Improving cancer screening uptake in the community
community engagement activations
people across NSW learned about bowel screening
staff upskilled on bowel, breast and cervical cancer screening
Screening is one of the most effective ways to detect early signs of cancer. National screening programs are available in Australia to detect breast cancer, bowel cancer and cervical cancer. Screening and early detection is a key focus of our research. Through our Pathways to a cancer free future program, our researchers continue to investigate how to optimise cancer screening and early detection in Australia, providing crucial evidence to support policy and investment.
Thanks to our supporters, we’re:
Building evidence on the benefits, potential harms and costs of different breast screening approaches to optimise early detection and ultimately save more lives.
Investigating the options for lung cancer screening in Australia to identify cost-effective, systematic ways to find lung cancer early in people with increased risk.
Supporting the World Health Organization (WHO) and other health leaders to develop and implement a global strategy for the elimination of cervical cancer as a public health issue.

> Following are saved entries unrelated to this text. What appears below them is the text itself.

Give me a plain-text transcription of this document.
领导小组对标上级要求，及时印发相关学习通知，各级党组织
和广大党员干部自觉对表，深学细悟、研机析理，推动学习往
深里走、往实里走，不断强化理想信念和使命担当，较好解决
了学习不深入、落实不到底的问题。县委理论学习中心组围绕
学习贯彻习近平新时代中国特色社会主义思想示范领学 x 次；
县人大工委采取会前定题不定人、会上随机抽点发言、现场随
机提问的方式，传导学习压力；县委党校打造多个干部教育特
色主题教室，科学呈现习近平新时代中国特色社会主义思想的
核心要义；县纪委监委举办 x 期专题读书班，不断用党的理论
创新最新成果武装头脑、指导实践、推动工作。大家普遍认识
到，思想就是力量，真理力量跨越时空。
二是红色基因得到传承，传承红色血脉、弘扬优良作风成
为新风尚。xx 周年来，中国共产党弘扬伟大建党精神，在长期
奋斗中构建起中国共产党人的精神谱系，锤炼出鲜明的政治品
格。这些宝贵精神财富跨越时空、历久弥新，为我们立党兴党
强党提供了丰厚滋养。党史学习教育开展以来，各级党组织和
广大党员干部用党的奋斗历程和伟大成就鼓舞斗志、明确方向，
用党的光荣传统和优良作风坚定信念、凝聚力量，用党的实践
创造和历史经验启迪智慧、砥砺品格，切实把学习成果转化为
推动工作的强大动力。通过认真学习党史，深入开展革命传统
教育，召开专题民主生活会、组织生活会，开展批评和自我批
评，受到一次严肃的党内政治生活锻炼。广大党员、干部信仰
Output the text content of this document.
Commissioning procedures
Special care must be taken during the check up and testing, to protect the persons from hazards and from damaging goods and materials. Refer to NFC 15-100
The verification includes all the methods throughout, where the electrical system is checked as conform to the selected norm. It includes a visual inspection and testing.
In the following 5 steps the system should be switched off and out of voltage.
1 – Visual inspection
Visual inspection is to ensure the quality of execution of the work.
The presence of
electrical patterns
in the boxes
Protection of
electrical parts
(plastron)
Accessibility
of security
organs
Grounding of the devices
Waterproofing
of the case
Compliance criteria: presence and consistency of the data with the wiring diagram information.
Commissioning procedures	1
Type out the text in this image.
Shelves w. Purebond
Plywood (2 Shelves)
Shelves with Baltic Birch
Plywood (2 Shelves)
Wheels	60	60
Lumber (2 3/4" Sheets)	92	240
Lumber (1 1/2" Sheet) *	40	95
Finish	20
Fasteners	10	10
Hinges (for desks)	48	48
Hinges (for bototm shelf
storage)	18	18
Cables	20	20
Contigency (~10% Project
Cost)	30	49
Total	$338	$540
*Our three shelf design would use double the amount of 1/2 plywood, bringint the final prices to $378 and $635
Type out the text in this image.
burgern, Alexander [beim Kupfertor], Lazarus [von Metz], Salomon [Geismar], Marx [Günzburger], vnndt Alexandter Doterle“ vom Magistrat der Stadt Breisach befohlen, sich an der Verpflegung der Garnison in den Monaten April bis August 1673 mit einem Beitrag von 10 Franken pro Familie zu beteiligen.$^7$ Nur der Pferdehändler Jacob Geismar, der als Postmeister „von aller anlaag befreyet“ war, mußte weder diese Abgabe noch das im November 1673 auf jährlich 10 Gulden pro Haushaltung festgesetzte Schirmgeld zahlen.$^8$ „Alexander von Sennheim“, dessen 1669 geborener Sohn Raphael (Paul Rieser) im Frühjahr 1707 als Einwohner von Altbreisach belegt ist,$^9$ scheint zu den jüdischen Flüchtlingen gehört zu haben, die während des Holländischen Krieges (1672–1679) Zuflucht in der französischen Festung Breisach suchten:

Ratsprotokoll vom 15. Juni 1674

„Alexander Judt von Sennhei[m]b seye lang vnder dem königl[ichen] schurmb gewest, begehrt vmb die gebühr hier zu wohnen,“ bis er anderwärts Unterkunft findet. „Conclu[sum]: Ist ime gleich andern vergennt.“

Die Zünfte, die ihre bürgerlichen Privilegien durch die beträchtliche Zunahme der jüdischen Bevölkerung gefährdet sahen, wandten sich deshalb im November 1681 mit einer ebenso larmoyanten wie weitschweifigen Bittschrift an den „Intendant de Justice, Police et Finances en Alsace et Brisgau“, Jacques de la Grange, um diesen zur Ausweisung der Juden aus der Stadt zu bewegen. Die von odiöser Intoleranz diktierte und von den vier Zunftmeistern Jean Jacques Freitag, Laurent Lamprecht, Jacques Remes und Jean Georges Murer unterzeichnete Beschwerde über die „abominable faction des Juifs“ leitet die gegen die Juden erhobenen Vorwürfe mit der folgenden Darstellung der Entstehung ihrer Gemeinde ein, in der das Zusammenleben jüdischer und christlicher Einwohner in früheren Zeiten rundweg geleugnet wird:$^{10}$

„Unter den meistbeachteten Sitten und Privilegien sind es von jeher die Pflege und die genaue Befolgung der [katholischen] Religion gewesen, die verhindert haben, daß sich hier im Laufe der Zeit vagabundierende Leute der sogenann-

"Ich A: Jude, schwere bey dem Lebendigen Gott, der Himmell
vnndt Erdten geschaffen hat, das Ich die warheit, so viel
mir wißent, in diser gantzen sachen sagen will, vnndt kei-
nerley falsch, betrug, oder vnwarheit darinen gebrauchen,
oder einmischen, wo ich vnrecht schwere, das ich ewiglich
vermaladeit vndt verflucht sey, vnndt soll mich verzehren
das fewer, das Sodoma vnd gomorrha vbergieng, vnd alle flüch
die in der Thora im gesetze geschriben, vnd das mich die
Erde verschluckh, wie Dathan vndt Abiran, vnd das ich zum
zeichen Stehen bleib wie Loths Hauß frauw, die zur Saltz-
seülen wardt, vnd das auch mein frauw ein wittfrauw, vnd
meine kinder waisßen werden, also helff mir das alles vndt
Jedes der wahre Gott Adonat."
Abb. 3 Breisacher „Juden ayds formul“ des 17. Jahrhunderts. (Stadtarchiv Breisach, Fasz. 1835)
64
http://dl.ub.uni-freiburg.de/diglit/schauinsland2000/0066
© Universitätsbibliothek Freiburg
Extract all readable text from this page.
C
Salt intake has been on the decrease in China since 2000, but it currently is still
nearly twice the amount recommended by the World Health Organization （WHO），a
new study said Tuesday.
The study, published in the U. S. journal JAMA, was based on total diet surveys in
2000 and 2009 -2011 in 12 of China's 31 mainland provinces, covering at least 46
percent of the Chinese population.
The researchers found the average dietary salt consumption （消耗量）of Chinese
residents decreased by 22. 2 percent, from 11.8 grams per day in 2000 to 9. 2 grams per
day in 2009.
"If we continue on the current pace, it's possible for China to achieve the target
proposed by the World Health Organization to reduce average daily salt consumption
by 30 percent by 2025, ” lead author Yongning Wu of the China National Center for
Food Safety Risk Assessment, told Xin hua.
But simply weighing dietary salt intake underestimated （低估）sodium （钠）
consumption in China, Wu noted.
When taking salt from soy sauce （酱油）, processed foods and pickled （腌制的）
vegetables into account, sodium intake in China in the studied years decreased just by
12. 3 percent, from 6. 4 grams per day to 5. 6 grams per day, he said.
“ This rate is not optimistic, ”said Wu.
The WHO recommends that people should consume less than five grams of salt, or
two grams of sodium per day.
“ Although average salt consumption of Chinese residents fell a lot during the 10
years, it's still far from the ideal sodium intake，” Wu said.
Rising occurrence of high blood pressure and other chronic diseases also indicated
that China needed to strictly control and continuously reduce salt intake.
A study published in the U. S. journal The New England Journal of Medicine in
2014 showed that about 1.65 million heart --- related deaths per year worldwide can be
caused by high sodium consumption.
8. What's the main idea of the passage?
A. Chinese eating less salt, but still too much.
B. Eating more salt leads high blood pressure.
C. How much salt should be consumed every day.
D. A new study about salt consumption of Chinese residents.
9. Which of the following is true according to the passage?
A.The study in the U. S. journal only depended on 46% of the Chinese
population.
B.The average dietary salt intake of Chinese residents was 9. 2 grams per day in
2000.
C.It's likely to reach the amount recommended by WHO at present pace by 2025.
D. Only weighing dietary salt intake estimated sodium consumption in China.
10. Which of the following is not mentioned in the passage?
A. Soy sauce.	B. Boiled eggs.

Evaluating the National Bowel Cancer Screening Program to help guide investment, and support uptake of the program across Australia and to help inform strategies for targeting vulnerable groups.
Our strong links within the NSW community enable us to also support the national screening programs at a local level. In collaboration with Cancer Institute NSW, last year more than 50 of our staff were upskilled on the three national screening programs for breast, bowel and cervical cancer.
This means we can play an important role in providing the community with education on bowel, breast and cervical screening. We’ve already held 72 community engagement activations, helping 11,000 people across NSW learn about bowel screening.